Thanks for the example Mike, I DO get 11 and I know the fix! I will post the abbreviated technique later today.
Thanks
Glenn
>Hi Glenn
>
>Do you get 11 days for this? workdays({^2003-06-11},{^2003-06-04})
>
>>I do not understand!
>>
>>CLEAR
>>
>>ld={^2003/06/06}
>>hd={^2003/06/11}
>>
>>? INT( (hd - ld) / 7)
>>? IIF(DOW(ld,2) < 6, 6-DOW(ld,2),0)
>>? IIF(DOW(hd,2) < 6, DOW(hd,2),0)
>>
>>
>>
>>wks = 0
>>Days before = 1
>>Days after = 3
>>
>>ergo 4.
>>
>>How did you calculate
>>
>>5 + 3 + 3
>>
>>Notice I used dow(datevar,2) for Monday being the first day of the week.
>>
>>Glenn
>>
>>
>>
>>
>>
>>>Hi Glenn
>>>
>>>I'm getting 11 days. The last line of code equates to 5 + 3 + 3 which is 11.
>>>
>>>>When I run the code in this message with {^2003/06/06} and {^2003/06/11} I get 4. What do you get? I sure hope 4!
>>>>
>>>>Glenn
>>>>
>>>>>Hi Glenn
>>>>>
>>>>>I did copy your code. I made a typo in the dates I gave you.

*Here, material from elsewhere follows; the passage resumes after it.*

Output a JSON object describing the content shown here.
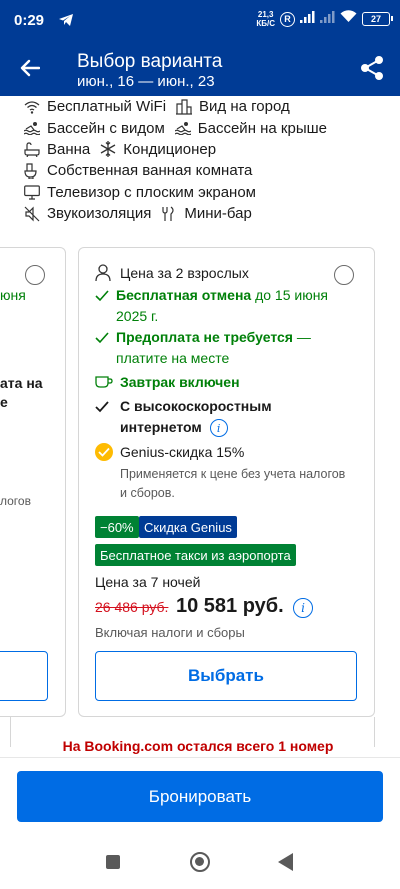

I used June 6, 2003 to June 11, 2003.
>>>>>
>>>>>
LPARAMETERS dDate1, dDate2
>>>>>LOCAL wks, wkd
>>>>>hd = MAX(ddate1,ddate2)
>>>>>ld = Min(ddate1,ddate2)
>>>>>
>>>>>wks = INT( (hd - ld)/ 7)
>>>>>
>>>>>* Return Weeks * 5 which is overal workdays
>>>>>* Adjust for starting day of the first week
>>>>>* And adjust for the last partial week
>>>>>
>>>>>RETURN ;
>>>>> INT(wks * 5 + ;
>>>>> IIF(DOW(ld,2) < 6, 6-DOW(ld,2),0) + ;
>>>>> IIF(DOW(hd,2) < 6, DOW(hd,2),0) )
>>>>>
>>>>>
>>>>>>You must not have copied my code from this page because with this code I get 4, not 11. I admit 4 is incorrect but I am still debugging. I will post an improved version in a few minutes.
>>>>>>
>>>>>>Thanks for the critique
>>>>>>
>>>>>>Glenn
>>>>>>
>>>>>>C O R R E C T I O N ----
>>>>>>
>>>>>>Fri - Mon - Tue - Wed
>>>>>>
>>>>>> 4 IS correct!
>>>>>>
>>>>>>>Glenn
>>>>>>>
>>>>>>>I see you're trying something like what I posted. I like how you're trying to reduce the code's length. But, given June 11, 2003 and June 6, 2003 your version returns 11 days. Counting the days on the calendar I get 5 days.
>>>>>>>
>>>>>>>The random testing makes it impossible to determine if one routine is faster than another.
>>>>>>>
>>>>>>>>Thanks, here is a newer version which also is based upon weeks but in a different way.
>>>>>>>>
>>>>>>>>LPARAMETERS dDate1, dDate2
>>>>>>>>LOCAL wks, wkd
>>>>>>>>
>>>>>>>>hd = MAX(ddate1,ddate2)
>>>>>>>>ld = Min(ddate1,ddate2)
>>>>>>>>
>>>>>>>>wks = INT( (hd - ld)/ 7)
>>>>>>>>
>>>>>>>>* Return Weeks * 5 which is overal workdays
>>>>>>>>* Adjust for starting day of the first week
>>>>>>>>* And adjust for the last partial week
>>>>>>>>
>>>>>>>>RETURN ;
>>>>>>>> INT(wks * 5 + ;
>>>>>>>> IIF(DOW(ld,2) < 6, 6-DOW(ld,2),0) + ;
>>>>>>>> IIF(DOW(hd,2) < 6, DOW(hd,2),0) )
>>>>>>>>
>>>>>>>>
>>>>>>>>
>>>>>>>>On my computer (AMD 1.6g 256mb) a 100,000 randomized test took 2.031 seconds including the considerable overhead of the test itself.
>>>>>>>>
>>>>>>>>ld = RAND(-1)
>>>>>>>>nStart = SECONDS()
>>>>>>>>FOR i = 1 TO 100000
>>>>>>>> noffset = INT(RAND()* 36)
>>>>>>>> ld = GOMONTH(DATE(),1-noffset)
>>>>>>>> hd = GOMONTH(DATE(),noffset)
>>>>>>>> wkd = workdays(ld,hd)
>>>>>>>>ENDFOR
>>>>>>>>MESSAGEBOX('Execution time was '+TRANSFORM(SECONDS()-nstart)+' seconds')
>>>>>>>>
>>>>>>>>
>>>>>>>>
>>>>>>>>What do you think of this version?
>>>>>>>>
>>>>>>>>Thanks
>>>>>>>>
>>>>>>>>Glenn
>>>>>>>>
>>>>>>>>
>>>>>>>>>Glenn,
>>>>>>>>>
>>>>>>>>>That code will fail if the dates cross a year boundary or are more than a year apart.
>>>>>>>>>
>>>>>>>>>>I needed a solution to determine the number of workdays between two dates and have not been satisfied with the prevalent techniques.